You may substitute a few drops of vanilla stevia instead of the vanilla extract and plain stevia, although the two separate ingredients taste the best in my opinion.
I do not recommend using blocks of creamed coconut for this recipe. It does not turn out as smooth and is very difficult to whip.
Sarah, The Healthy Home Economist
Ann
The photo of the little girl with that look is absolutely adorable – even has a white smudge on her nose.
As I was reading through this I remembered last time I made it from the canned coconut milk and because I didn’t get it made before dinner, I was trying to get it done for dessert, but people in the kitchen didn’t help and I ended up not getting it whipped well, although with the flavorings, it tasted alright. I did want to say that last brand you mentioned (Natural Value Organic Coconut Milk,) is one I’d tried and had purchased about 3-4 cans. What was supposed to be the ‘creamy part’ on top turned out to be like hardened coconut OIL. It was terrible and I’ve never purchased it since. It was a big disappointment.
I do purchase the creamed coconut in the boxes and have been intending to experiment with that, but since you said it didn’t work well, guess I’ll forget about it. I wonder if it ‘might’ work if a little coconut milk was mixed in with it.

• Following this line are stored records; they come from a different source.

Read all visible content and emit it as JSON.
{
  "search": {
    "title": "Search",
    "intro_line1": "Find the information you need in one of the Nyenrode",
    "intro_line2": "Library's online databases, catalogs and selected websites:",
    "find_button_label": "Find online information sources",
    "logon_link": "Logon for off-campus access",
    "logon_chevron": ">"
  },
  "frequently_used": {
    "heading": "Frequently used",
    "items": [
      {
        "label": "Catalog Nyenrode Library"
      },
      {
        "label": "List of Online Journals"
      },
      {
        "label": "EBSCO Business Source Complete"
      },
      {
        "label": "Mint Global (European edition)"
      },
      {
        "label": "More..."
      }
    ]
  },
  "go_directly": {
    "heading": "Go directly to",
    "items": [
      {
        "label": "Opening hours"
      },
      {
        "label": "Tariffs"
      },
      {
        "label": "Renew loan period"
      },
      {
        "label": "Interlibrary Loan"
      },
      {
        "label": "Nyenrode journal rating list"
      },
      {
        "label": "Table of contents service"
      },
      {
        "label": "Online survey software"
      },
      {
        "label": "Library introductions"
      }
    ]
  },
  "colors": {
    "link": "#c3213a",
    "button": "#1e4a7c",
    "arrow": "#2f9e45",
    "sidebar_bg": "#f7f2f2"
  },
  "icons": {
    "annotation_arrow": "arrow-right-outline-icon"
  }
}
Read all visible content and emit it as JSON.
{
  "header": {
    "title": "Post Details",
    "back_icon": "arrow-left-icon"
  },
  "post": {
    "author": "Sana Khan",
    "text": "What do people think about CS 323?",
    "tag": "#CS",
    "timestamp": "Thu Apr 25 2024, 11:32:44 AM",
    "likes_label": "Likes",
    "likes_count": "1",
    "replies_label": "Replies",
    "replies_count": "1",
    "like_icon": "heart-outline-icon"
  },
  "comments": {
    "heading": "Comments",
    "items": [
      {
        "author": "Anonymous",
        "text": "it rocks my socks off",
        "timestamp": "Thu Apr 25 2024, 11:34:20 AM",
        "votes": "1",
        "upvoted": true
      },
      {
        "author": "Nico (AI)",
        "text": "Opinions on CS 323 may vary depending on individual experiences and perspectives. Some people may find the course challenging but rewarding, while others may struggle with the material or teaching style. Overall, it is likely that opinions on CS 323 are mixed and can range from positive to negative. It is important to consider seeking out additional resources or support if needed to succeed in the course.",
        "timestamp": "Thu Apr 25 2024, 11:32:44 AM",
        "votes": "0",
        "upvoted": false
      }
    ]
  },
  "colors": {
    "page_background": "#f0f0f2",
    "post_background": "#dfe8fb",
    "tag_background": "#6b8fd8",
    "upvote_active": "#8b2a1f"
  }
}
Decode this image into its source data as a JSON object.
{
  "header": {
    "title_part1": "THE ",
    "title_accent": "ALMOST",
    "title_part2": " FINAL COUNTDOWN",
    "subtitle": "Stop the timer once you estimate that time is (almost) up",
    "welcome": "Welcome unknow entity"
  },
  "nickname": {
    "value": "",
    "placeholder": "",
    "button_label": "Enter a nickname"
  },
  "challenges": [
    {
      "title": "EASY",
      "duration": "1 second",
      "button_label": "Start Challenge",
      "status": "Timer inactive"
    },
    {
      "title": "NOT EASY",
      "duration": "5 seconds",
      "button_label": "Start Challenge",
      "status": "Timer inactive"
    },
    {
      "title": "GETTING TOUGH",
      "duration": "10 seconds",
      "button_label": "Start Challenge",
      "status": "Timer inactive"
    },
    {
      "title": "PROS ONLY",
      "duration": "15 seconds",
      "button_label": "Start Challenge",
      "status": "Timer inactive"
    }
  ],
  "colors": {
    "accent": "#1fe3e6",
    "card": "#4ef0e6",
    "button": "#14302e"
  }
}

Thanks for all you do. Because of your recommendation awhile back I decided to try the Date Syrup and do really like it.
Kate
What could I use instead of stevia?
Sarah
Date syrup would be fabulous! This would still result in sugar free whipped cream as date syrup is fruit only (one ingredient: dates). The only drawback is that it would discolor the whipped cream to a beige or light brown color. If that doesn’t bother you, then try it! I would suggest 1-3 tsp.
Sadie McCullough
I never thought of chilling coconut cream first to make whipped cream! Thanks for the great idea!!
Bianca
I always use heavy cream to make whipped cream… my grandchildren adore it. I also use a Tbsp of. maple syrup to sweeten it along with vanilla …. Coconut cream is also good sweetened with maple syrup.